While the rice-based, protein-packed meals are delivered to food shelves, they primarily are shipped to Haiti, the Philippines and Syria to feed starving people.
Now the local Kids Against Hunger organization is undertaking the Million Meal Challenge to help feed hungry people right here in north central Minnesota with meals that are more familiar to Americans.
“Every food shelf tells me the same thing: ‘We have more clients and we have less food.’ That’s a common thing you hear,” Poston said, noting that not all the food at food shelves is what hungry people should necessarily be eating.
“They need something that is, No. 1, real nutritious; and No. 2, they need something they can rely on all the time,” he said.
Thus, the Million Meal Challenge.
Working with an organization called Outreach, Kids Against Hunger-Brainerd Lakes Area recently received ingredients to pack 50,000 meals — a macaroni and cheese meal and a beans and rice meal, both containing vitamins, minerals and soy for protein.

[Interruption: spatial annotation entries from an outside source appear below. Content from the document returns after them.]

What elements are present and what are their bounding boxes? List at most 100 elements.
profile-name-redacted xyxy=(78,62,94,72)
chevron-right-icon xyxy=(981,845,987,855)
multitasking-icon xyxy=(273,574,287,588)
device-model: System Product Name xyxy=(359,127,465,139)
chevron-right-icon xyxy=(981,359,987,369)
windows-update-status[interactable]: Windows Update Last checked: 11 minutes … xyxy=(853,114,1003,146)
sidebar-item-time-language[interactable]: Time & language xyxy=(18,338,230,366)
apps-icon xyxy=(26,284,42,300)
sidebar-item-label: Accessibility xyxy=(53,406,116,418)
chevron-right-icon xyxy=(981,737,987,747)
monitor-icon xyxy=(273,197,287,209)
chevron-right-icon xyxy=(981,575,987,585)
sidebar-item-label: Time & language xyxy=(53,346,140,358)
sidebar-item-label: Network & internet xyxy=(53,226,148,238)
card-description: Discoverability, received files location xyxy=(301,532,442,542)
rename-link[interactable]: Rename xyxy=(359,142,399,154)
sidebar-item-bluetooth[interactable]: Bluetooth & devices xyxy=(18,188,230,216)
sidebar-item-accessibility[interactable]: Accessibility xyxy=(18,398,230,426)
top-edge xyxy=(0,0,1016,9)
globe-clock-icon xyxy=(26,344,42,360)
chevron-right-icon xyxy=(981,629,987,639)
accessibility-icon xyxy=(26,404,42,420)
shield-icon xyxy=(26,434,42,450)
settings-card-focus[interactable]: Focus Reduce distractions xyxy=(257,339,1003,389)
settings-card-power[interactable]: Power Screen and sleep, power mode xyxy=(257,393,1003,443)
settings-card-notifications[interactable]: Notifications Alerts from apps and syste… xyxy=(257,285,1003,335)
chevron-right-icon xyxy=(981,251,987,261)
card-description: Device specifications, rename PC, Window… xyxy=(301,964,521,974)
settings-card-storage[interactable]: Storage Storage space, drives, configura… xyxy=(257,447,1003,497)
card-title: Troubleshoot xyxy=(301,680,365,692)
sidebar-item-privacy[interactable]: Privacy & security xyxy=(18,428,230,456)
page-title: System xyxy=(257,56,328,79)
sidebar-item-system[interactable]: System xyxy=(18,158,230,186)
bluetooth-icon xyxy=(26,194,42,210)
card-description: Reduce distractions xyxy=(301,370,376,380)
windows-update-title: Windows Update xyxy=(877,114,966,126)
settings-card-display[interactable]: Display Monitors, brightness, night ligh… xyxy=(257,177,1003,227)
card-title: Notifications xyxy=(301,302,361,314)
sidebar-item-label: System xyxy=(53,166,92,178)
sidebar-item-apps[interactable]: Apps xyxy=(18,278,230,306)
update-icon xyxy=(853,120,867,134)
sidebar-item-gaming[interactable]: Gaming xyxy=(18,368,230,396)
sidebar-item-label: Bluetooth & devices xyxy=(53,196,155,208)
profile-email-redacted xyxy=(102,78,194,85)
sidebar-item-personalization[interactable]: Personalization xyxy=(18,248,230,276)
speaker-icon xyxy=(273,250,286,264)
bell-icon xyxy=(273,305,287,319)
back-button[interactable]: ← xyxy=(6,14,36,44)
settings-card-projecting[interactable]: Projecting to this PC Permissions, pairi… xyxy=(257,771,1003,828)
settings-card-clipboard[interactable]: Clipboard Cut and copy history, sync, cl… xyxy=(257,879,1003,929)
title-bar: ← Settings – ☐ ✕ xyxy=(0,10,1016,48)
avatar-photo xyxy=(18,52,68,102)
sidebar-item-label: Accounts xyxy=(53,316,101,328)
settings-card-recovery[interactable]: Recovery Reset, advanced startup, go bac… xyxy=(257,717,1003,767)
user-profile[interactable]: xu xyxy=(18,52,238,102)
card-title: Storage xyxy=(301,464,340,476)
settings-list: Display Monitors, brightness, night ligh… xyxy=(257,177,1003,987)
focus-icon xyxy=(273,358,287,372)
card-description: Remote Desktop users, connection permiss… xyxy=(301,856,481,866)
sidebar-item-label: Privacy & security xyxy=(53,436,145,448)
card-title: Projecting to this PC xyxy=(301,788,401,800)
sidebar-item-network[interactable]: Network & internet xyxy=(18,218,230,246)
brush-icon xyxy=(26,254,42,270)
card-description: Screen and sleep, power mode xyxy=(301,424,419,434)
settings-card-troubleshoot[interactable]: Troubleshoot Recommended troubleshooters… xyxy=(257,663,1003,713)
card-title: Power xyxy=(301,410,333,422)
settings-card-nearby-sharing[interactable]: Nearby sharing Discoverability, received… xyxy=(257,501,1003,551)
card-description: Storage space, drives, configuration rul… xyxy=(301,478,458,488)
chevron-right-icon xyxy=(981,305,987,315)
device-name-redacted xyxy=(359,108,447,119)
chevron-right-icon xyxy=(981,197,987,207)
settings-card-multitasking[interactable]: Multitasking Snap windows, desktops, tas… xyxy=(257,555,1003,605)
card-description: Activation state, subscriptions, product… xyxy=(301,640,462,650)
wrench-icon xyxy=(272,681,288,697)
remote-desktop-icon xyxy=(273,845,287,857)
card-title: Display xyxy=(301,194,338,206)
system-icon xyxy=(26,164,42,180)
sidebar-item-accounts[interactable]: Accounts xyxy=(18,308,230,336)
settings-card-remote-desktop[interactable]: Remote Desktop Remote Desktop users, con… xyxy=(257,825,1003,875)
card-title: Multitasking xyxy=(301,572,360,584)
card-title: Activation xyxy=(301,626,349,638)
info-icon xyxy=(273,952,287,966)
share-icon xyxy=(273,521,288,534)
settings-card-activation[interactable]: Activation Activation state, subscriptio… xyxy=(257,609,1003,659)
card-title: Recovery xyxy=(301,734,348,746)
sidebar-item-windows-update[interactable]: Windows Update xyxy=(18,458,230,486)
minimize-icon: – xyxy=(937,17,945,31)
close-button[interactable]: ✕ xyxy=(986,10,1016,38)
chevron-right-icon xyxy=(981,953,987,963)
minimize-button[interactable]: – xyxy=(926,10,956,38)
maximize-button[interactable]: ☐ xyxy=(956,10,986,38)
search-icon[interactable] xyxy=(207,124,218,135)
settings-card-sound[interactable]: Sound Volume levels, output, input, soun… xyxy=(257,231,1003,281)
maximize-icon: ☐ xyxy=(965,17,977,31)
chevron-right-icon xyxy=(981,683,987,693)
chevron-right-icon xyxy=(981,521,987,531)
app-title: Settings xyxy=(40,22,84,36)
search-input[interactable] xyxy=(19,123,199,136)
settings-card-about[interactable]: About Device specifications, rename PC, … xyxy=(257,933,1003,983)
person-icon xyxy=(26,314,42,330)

“Both of these are really nutritious, really healthy. The bad stuff is out of them and it’s something we want them (food shelves) to rely on having constantly,” Poston said.
Meals will be delivered to food shelves, soup kitchens and homeless shelters throughout north central Minnesota. They also will be provided to Operation Sandwich next summer to help feed hungry children who aren’t in school, and to be included in backpack programs at area schools to help feed hungry children.
It costs 25 cents to produce each meal, so Kids Against Hunger-Brainerd Lakes Area seeks to raise a quarter million dollars to buy the ingredients. The nonprofit organization will rely on area businesses, civic groups, churches and individuals to raise the money.
“And then we’ll need a lot of volunteers — hundreds of volunteers — to do this,” Poston said.
He expected volunteers to begin packing the macaroni and cheese and beans and rice meals this week. The goal is to be able to buy enough ingredients and pack enough meals to supply food shelves for a year, with the momentum of fundraising and packing meals to then continue.